Uma mudança efetiva nesse curso só pode ser feita com a ação direta das grandes indústrias e empresas, as principais responsáveis pela produção do plástico e gasto de água no mundo. Mas isso não significa que você não só pode como deve fazer a sua parte – e isso pode, além de tudo, fazer bem para a sua pele e para o seu cabelo também.
A era da beleza sem água
Para entender porque os produtos sem água têm crescido tanto no mercado, é preciso, primeiro, compreender o papel desse líquido na pele: “A água participa de muitas reações enzimáticas em nosso corpo”, explica a Dra. Marina Pipa, dermatologista da Clínica Vanité, em São Paulo. “Além disso, ela deve estar presente em níveis adequados. A epiderme é dividida em camadas. A camada mais superior é a córnea, que para ter uma aparência saudável e hidratada deve ter um teor de água superior a 10%, até o limite de 30%. A água perdida através da evaporação, principalmente nos dias secos, é reabastecida através da água presente nas camadas inferiores. Isso é conhecido como perda transepidérmica de água (TEWL).”
Se somos seres formados por 60% de água é de se esperar que o líquido seja, de fato, importante para a nossa sobrevivência. No entanto, ele não necessariamente é importante para a manutenção da saúde da pele, em sua forma superficial. Por isso, surgiu na Coreia do Sul, a campeã em pesquisa de produtos de pele e skincare, uma série de itens desenvolvidos para máxima eficácia nesse cuidado. Foi só recentemente, em 2015, que a tendência começou a cair no gosto do Ocidente e, hoje, ganha novos ares: mais do que a eficácia, a ideia é priorizar produtos de fácil transporte, sustentáveis e não tóxicos.

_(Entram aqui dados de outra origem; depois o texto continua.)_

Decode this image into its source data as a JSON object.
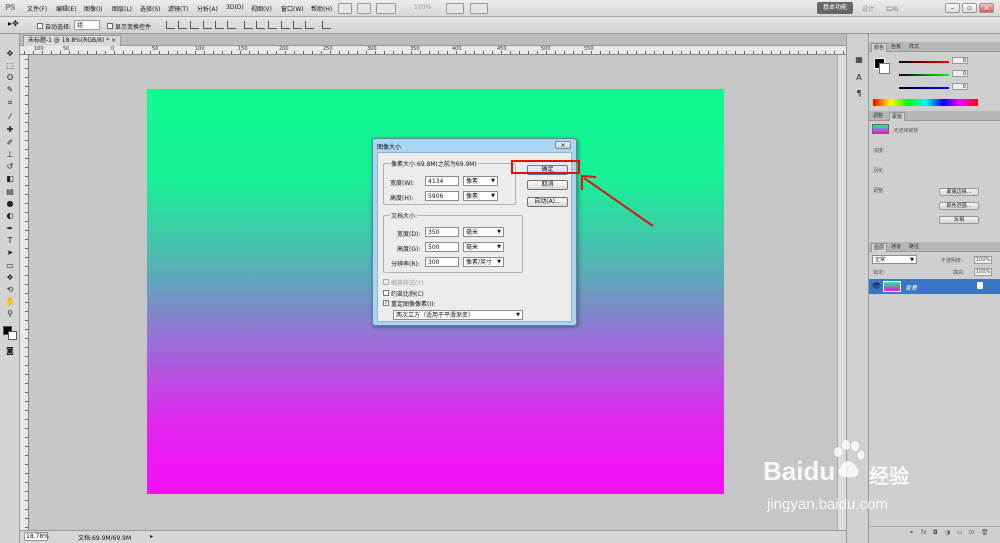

“Os produtos livres de água na forma sólida são extremamente econômicos, duram meses mais do que produtos líquidos”, continua Nyle. “A maior concentração de ativos também é um diferencial, agregando ainda mais benefícios para a fórmula. A única possível desvantagem é que, se a pessoa nunca usou produtos sólidos, pode ser que aconteça um estranhamento de início. Mas a adaptação é tranquila e os benefícios sem dúvida compensam.”
De acordo com a dermatologista, em termos de comparação, produtos com ou sem água não têm exatamente uma grande diferença nos resultados, mas é preciso um único cuidado: como disse Nyle, a concentração dos ativos é maior do que em um produto comum, em que a água funciona como solvente.

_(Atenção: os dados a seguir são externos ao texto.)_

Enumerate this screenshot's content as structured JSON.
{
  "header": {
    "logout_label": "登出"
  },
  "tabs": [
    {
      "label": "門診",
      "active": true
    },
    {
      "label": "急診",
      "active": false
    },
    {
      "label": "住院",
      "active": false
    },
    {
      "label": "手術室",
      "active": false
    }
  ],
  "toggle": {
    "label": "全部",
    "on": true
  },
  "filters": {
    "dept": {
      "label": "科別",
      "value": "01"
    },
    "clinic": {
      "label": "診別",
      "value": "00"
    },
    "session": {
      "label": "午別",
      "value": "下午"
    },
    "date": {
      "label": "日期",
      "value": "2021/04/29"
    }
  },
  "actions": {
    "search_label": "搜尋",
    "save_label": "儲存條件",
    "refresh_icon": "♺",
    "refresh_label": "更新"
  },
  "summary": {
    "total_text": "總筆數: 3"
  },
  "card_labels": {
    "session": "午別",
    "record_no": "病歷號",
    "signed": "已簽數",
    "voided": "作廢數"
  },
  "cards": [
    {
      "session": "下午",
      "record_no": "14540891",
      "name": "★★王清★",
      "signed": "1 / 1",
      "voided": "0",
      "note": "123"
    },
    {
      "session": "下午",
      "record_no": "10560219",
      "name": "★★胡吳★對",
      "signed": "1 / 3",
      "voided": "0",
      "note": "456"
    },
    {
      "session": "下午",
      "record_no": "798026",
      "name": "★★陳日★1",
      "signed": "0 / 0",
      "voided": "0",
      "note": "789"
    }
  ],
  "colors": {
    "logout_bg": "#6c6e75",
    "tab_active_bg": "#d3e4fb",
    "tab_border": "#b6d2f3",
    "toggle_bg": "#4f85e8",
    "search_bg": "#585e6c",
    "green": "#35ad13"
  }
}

“A composição dos produtos deve ser avaliada como um todo para entendermos qual solvente foi utilizado, qual veículo, qual a concentração ideal dos ativos. Se simplesmente retirarmos a água de um produto, é possível que os ativos fiquem em uma concentração maior que a ideal e causem reações adversas, como dermatites de contato, que provocam vermelhidão, edema, descamação e ardência”, diz a Dra. Marina. De qualquer maneira, não existem contraindicações diretas a esses produtos, a não ser que a consumidora tenha alguma alergia conhecida aos princípios ativos utilizados na composição.

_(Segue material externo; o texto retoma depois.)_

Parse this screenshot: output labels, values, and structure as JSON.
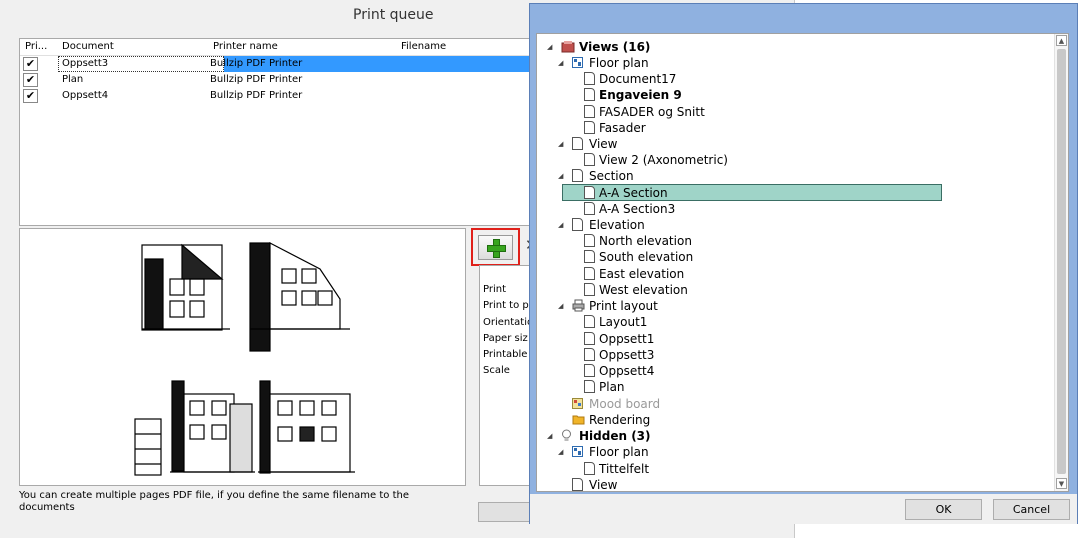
{
  "print_queue": {
    "title": "Print queue",
    "columns": [
      "Pri...",
      "Document",
      "Printer name",
      "Filename"
    ],
    "rows": [
      {
        "document": "Oppsett3",
        "printer": "Bullzip PDF Printer",
        "checked": true
      },
      {
        "document": "Plan",
        "printer": "Bullzip PDF Printer",
        "checked": true
      },
      {
        "document": "Oppsett4",
        "printer": "Bullzip PDF Printer",
        "checked": true
      }
    ],
    "properties": [
      "Print",
      "Print to p",
      "Orientatio",
      "Paper siz",
      "Printable",
      "Scale"
    ],
    "note": "You can create multiple pages PDF file, if you define the same filename to the documents"
  },
  "tree": {
    "views": {
      "label": "Views (16)"
    },
    "floor_plan": {
      "label": "Floor plan"
    },
    "floor_plan_items": [
      "Document17",
      "Engaveien 9",
      "FASADER og Snitt",
      "Fasader"
    ],
    "view": {
      "label": "View"
    },
    "view_items": [
      "View 2 (Axonometric)"
    ],
    "section": {
      "label": "Section"
    },
    "section_items": [
      "A-A Section",
      "A-A Section3"
    ],
    "elevation": {
      "label": "Elevation"
    },
    "elevation_items": [
      "North elevation",
      "South elevation",
      "East elevation",
      "West elevation"
    ],
    "print_layout": {
      "label": "Print layout"
    },
    "print_layout_items": [
      "Layout1",
      "Oppsett1",
      "Oppsett3",
      "Oppsett4",
      "Plan"
    ],
    "mood_board": {
      "label": "Mood board"
    },
    "rendering": {
      "label": "Rendering"
    },
    "hidden": {
      "label": "Hidden (3)"
    },
    "hidden_floor_plan": {
      "label": "Floor plan"
    },
    "hidden_floor_plan_items": [
      "Tittelfelt"
    ],
    "hidden_view": {
      "label": "View"
    }
  },
  "dialog": {
    "ok_label": "OK",
    "cancel_label": "Cancel"
  },
  "colors": {
    "selection": "#3399ff",
    "tree_highlight": "#9fd4c8",
    "add_frame": "#e0201a",
    "window_frame": "#8fb1e0"
  }
}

Vale ficar atenta também ao armazenamento desses produtos, para garantir a durabilidade e efetividade dos ativos concentrados. “O mais importante é manter o produto sólido bem armazenado, obrigatoriamente em uma saboneteira drenada para que não haja acúmulo de água. Também é vantajoso repartir o produto sólido ao meio e usar cada parte por vez, e manter a que ainda será usada bem guardada, longe de umidade, sol e calor excessivo”, finaliza Nyle.